Now, please allow me to go back and try to explain the first part of our charge: “What we’re looking for is a remedy that honours everyone equally, with a religion-neutral display…” Of course, we know that “religion-neutrality” is impossibility, and that all displays, rulings and proclamations reflect some sort of a values orientation. Certainly, you and I are both well aware of the correctness of that assertion. There is no values-neutrality in anything that we, the media, or the universities do. However, we have succeeded admirably in promoting this deception for our own advantage. You see, we can promote our own values till the cows come home, but nobody charges us with violating the separation between church and state. Yet whenever the church raises a counter-issue, we invariably invoke the “separation clause!” Who cares if it’s blatantly hypocritical on our part—it’s working!

Let me give you some wonderful examples. We have been able to influence students towards sexual permissiveness for years. I won’t bore you with all of our strategies, but let me mention just one: values-clarification exercises. We designed these to demonstrate to students that there is no right answer. Of course, we haven’t explicitly said this, but the message is implicit nonetheless. However, when the religious simpletons start screaming that there are indeed right moral answers, we counter—once again, with phenomenal success—that they are just imposing their religion on the educational process. There’s a marvelous double-standard at work here… our stance that there are no objective values is just as religious as theirs.
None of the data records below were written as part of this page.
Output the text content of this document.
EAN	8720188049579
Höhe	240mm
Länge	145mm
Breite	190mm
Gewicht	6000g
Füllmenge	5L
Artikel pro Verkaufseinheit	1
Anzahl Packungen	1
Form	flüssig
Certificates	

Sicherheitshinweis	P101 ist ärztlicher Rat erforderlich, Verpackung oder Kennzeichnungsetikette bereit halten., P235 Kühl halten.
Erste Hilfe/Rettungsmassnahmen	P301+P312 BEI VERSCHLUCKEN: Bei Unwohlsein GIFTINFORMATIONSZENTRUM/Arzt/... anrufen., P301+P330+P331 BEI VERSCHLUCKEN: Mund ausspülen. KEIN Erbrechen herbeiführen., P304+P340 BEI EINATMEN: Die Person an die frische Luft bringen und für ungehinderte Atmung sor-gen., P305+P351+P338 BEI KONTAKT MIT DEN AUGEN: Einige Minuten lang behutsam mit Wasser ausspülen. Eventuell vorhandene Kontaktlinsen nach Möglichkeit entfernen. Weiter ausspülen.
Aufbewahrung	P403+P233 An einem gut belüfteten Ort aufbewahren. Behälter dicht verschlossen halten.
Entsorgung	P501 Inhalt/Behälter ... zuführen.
We say “no,” and they say “yes.” But you see, with this impressive string of victories we are amassing, their side has been virtually silenced, while we have been able to go our merry way, unscathed for the most part.

This strategy has worked in so many areas that I am breathless with excitement to share them with you. But let me end with just this one. We have succeeded in removing the school sanction for a Christian group at Hastings Law School. We argued that their religious requirement for membership and for holding office in the group violated the school’s non-discrimination policy. What the courts conveniently overlooked, for us at least, was the fact that all groups discriminate. The student Women’s Breast Cancer Support Group discriminates in favor of women. The Democratic Society discriminates in favor of democrats. I could go on and on, but I’m sure you get the point.

I can’t wait to hear from you about more of our luscious victories, the triumph of cunning over truth. I’m sure that you are rejoicing along with me as we continue to build a better world.